Review: The Denpa Men: They Came By Wave doesn't fully live up to its strange and eccentric potential
The Denpa Men: They Came By Wave popped up seemingly out of nowhere. The game’s trailer, which featured men in skin tight Teletubby-esque costumes, was fairly comical and quite charming, but it was also weird. The prospect of being able to capture these creatures, these Denpa Men, by using your 3DS and seeking them out in your surroundings, and then using your captured dudes to explore dungeons, seemed legitimately interesting. After playing The Denpa Men, I can certainly say that the game is interesting, but it’s also quite gimmicky, and its repetitive gameplay makes it feel like more of a missed opportunity than the stellar product it could've been.
The crux of this eShop title is straightforward dungeon crawling gameplay. You explore different areas with a party of Denpas, battle monsters, collect goodies, and take down bosses. Dungeons are fairly linear, and though there are several branching paths, it’s not easy to get lost. Oftentimes an alternate route will lead you to different items that you can use to recover health, power up your party members, or alter individual abilities. It’s fun exploring the game’s dungeons and discovering new enemies and items, but the basic layout of the environments makes the experience a bit dull after a while.
Battles are hardly any different. Throughout your adventure you come across several baddies, some more imposing than others. These encounters provide a nice level of challenge at times, but after you’ve got a strong party of Denpas, it’s business as usual. Battles are turn based, requiring you to select your characters’ commands and then watching them unfold automatically. A lot of the time, you can simply choose to attack using special abilities or general attacks. Choosing special abilities will allow your Denpas to dole out fire offense, ice attacks, health regeneration for your party, and so on. General attacks, on the other hand, will cause them to rush enemies and pound on them. It’s cool having different options at your disposal, and you can select each individual Denpa Man’s next move, but more often than not you find yourself either opting to use special moves or non-special moves.
Dungeons in The Denpa Men are element-based, so it’s wise to enter each new area with a party of Denpas that are strong against whatever element your enemies employ. When entering a fire dungeon, for example, it’s a good idea to enlist the aid of water Denpas. Despite this interesting system, the game’s challenge isn’t all that impressive. At first, it seems as though the game will provide an adequate challenge, but then things get simplistic and all you do for a while is rampage right through enemies. Immediately after that, however, you encounter a boss or strong enemy type that will completely obliterate you. These difficulty spikes are odd, and they’re certainly more unpleasant than a nice gradual rise in challenge would’ve been.

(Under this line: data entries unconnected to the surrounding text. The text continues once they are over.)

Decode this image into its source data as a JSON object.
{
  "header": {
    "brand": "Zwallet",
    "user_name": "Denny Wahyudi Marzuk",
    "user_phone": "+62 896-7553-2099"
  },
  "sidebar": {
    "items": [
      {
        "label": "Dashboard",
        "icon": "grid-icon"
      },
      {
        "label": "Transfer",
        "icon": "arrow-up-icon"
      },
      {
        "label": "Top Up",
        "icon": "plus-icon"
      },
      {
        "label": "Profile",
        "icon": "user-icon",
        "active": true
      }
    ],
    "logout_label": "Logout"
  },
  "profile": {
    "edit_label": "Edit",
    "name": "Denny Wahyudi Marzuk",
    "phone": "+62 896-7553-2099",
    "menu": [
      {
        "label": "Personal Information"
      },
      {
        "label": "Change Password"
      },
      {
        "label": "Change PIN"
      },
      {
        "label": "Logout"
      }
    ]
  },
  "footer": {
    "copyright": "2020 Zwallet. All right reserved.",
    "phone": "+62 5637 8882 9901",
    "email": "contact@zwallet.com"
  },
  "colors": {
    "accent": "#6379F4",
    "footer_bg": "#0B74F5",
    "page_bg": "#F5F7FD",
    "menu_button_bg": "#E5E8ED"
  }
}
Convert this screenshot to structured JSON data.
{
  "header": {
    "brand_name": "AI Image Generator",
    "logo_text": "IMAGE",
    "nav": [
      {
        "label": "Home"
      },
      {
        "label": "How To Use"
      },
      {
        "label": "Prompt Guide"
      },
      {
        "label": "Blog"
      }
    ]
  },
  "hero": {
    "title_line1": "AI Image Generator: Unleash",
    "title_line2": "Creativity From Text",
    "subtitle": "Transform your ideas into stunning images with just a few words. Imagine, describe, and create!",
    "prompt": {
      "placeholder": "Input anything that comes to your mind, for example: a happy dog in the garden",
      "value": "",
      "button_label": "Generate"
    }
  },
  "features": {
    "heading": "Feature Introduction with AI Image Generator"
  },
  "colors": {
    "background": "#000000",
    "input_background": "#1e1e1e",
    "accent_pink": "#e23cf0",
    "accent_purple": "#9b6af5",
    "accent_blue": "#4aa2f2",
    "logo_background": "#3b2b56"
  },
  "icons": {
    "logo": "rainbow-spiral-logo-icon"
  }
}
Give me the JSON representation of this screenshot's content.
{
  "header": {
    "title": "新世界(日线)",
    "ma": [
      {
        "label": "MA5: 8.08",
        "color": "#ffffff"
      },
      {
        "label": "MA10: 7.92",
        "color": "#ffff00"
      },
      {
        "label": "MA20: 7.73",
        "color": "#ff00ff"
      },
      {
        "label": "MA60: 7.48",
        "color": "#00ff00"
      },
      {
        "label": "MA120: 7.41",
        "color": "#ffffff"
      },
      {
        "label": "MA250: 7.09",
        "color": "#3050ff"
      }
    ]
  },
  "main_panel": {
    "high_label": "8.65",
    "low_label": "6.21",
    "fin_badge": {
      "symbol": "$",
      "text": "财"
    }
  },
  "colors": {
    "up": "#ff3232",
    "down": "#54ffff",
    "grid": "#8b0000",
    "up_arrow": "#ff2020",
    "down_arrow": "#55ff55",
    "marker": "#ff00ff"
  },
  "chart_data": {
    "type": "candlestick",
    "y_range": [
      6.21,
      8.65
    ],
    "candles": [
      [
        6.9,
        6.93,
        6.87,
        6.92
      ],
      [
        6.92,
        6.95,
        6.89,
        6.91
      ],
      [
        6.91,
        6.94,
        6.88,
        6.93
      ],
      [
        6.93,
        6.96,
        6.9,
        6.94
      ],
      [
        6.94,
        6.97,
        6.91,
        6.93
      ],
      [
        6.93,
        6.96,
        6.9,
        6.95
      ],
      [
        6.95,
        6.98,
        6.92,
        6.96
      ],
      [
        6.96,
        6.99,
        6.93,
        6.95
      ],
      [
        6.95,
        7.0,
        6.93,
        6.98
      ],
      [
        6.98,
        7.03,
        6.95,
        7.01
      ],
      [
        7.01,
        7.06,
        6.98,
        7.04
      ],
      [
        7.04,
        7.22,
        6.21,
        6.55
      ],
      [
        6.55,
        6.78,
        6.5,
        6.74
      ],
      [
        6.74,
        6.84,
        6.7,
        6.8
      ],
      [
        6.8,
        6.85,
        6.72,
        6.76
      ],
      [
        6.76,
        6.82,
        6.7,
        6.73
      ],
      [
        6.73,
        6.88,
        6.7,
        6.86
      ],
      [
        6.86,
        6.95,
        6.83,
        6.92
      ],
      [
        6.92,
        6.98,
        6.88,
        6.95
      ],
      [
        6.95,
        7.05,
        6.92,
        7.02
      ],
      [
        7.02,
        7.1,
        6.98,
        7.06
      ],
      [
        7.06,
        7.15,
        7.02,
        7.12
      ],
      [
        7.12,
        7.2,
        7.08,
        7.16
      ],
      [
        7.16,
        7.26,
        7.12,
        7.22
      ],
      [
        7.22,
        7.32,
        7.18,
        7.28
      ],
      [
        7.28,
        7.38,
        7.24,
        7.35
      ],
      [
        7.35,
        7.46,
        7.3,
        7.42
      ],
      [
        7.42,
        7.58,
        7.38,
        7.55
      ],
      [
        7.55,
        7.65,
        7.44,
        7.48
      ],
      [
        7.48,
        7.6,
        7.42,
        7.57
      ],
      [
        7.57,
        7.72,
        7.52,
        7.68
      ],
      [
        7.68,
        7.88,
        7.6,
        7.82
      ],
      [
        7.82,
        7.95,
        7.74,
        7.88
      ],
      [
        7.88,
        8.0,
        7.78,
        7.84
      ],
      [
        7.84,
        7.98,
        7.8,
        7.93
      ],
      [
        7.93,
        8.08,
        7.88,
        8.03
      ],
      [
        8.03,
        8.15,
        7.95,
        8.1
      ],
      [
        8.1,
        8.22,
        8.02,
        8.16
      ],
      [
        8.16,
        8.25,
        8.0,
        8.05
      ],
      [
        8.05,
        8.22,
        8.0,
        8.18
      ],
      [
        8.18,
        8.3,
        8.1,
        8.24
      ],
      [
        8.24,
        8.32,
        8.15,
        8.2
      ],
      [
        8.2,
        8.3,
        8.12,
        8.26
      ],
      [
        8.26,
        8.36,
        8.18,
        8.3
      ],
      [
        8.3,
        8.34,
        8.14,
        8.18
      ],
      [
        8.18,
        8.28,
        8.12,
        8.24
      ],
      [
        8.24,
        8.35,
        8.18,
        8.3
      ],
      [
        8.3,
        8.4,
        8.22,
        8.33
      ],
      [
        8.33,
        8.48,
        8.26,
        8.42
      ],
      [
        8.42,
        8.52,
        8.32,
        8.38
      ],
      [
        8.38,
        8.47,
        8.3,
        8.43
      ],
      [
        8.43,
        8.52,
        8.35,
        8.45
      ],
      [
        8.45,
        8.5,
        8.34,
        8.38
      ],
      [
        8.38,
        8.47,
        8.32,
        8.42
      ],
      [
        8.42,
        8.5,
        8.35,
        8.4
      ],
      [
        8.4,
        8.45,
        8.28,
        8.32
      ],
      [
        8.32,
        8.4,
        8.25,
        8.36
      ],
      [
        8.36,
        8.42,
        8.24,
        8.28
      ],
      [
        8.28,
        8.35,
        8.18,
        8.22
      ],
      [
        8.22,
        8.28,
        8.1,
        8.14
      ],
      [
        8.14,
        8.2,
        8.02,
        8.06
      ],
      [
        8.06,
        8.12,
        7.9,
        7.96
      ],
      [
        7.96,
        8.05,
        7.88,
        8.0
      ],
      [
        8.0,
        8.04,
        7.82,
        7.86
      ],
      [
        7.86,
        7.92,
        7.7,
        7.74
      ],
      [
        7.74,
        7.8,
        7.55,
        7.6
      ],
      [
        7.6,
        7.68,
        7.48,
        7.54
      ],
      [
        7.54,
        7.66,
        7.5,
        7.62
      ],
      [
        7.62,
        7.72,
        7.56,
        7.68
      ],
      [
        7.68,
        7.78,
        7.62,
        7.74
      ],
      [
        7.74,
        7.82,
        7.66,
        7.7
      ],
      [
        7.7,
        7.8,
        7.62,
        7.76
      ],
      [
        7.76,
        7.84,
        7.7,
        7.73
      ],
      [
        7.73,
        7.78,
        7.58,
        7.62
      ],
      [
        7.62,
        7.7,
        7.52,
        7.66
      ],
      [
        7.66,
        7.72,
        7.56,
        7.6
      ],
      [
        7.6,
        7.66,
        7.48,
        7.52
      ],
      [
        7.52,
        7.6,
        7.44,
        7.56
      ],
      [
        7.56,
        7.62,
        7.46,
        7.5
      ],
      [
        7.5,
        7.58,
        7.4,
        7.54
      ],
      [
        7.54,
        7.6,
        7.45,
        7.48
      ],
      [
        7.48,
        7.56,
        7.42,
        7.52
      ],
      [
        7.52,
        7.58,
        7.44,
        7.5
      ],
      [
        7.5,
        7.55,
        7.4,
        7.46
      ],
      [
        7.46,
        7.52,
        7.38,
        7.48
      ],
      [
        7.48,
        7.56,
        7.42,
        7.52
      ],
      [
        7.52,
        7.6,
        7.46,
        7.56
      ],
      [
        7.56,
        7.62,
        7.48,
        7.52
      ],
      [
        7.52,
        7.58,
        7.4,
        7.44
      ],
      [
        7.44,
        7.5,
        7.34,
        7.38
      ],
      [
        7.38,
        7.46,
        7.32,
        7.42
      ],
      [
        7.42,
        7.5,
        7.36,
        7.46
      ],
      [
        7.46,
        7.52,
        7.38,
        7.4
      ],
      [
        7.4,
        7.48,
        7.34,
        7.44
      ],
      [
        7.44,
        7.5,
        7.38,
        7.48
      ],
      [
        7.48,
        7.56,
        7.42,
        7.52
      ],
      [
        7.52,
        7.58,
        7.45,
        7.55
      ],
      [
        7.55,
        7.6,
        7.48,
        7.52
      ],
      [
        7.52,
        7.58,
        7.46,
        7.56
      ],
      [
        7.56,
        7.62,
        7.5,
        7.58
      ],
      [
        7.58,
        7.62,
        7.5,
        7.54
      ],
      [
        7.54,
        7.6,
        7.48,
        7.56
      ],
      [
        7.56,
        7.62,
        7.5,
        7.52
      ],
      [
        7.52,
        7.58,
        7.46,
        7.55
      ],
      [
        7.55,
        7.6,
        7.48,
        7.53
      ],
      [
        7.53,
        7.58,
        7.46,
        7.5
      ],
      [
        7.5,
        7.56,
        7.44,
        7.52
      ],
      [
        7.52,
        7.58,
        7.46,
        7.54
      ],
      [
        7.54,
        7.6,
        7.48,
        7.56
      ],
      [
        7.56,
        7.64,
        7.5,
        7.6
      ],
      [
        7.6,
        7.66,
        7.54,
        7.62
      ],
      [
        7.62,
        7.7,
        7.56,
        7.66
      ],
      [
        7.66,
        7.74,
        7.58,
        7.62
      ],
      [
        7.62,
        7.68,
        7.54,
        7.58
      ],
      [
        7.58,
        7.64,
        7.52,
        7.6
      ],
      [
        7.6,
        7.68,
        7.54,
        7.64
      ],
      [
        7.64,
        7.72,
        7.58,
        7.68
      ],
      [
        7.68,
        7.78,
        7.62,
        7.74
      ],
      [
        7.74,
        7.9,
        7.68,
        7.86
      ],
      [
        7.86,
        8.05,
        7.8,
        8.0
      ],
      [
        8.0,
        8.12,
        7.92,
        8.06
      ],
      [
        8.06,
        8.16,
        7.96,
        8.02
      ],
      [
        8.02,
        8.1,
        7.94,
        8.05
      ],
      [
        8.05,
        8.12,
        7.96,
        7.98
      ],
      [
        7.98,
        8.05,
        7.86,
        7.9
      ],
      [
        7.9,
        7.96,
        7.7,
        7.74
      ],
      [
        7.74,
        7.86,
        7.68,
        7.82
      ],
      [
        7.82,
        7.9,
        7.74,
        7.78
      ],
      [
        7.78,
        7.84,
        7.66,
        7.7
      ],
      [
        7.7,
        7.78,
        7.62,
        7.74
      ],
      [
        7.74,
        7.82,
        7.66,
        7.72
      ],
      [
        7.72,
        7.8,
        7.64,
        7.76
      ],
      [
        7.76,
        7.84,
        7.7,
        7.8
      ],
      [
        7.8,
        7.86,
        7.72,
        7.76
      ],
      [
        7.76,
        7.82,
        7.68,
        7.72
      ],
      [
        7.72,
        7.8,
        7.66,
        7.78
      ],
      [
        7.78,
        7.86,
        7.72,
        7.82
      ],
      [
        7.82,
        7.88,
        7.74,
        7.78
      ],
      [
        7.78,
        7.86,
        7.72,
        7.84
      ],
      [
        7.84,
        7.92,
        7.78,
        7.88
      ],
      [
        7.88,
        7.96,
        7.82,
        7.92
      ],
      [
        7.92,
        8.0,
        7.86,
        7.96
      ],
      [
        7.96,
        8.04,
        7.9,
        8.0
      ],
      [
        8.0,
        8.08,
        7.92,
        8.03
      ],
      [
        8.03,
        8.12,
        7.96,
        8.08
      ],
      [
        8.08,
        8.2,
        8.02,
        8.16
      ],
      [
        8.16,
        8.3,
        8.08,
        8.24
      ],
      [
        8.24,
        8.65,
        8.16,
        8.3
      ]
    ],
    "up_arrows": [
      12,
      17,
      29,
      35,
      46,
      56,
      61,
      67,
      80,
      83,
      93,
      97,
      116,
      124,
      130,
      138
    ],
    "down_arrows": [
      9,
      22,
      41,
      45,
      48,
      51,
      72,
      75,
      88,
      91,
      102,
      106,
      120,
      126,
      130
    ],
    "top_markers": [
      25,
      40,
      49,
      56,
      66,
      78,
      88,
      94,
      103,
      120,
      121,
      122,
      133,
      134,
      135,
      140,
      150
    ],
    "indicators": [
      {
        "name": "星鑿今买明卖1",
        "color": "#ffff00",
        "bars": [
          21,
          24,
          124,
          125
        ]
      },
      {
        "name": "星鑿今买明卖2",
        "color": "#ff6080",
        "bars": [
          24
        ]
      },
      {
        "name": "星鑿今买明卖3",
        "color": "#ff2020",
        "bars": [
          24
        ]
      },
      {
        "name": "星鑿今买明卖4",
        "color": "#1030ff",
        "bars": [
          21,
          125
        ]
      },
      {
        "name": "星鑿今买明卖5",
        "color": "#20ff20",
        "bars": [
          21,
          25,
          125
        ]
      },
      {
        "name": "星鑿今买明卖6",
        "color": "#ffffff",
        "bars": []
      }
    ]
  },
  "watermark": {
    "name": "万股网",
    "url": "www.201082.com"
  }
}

The most intriguing aspect of The Denpa Men isn’t its dungeon crawling gameplay or its RPG elements. Capturing the Denpa creatures is by far the most compelling mechanic in the game. While in the hub world, you can access a special area that allows you to catch these little guys. The mode uses the AR capabilities of the 3DS and requires a WiFi signal of some sort because you’re literally seeing the Denpa Men flying around your surroundings through the game screen. Seeking out these creatures around your living space is enjoyable, but going out to different areas and searching for more Denpas is a lot more fun. That said, it’s also gimmicky and impractical.
The Denpa Men is full of color and charm. Environments, though not exactly exciting all the time, all look different and fit specific themes. Enemy design is also good, with each type of threat having a distinct appearance. As for the Denpas, these characters are incredibly entertaining to just look at. They almost seem like Mii characters – Mii characters from another dimension, that is. Seeing the colorful creatures floating on the screen, running toward enemies, or expressing concern when you opt out of selecting them is quite entertaining and strangely endearing.
The sound design in The Denpa Men is also a bit quirky and charming, though not at the same level as the graphical direction. The tunes you hear throughout the experience are catchy, but they get repetitive almost immediately. Sound effects aren’t very memorable, either. Probably the biggest downer regarding sound, however, is the fact that the Denpas could’ve featured some great voices, but none of them do. It’s a shame, because as odd as these creatures look, some great voice work could’ve really made their individual personalities shine even more.
What you get with The Denpa Men is an experience that starts out fun but quickly becomes underwhelming. The game offers up some cool ideas, and it’s definitely an accessible RPG. Ultimately, though, this dungeon crawling adventure never develops into something bigger or better. It’s a disappointing game, no doubt, but thanks to the Denpa-capturing mechanics, it’s also a unique enough experience that may be enjoyed by some 3DS owners. At $10, you’re getting a decent eShop game that’s neither great nor offensively terrible. It’s pretty odd, but not nearly as odd as its debut trailer made it out to be, which is kind of a bummer.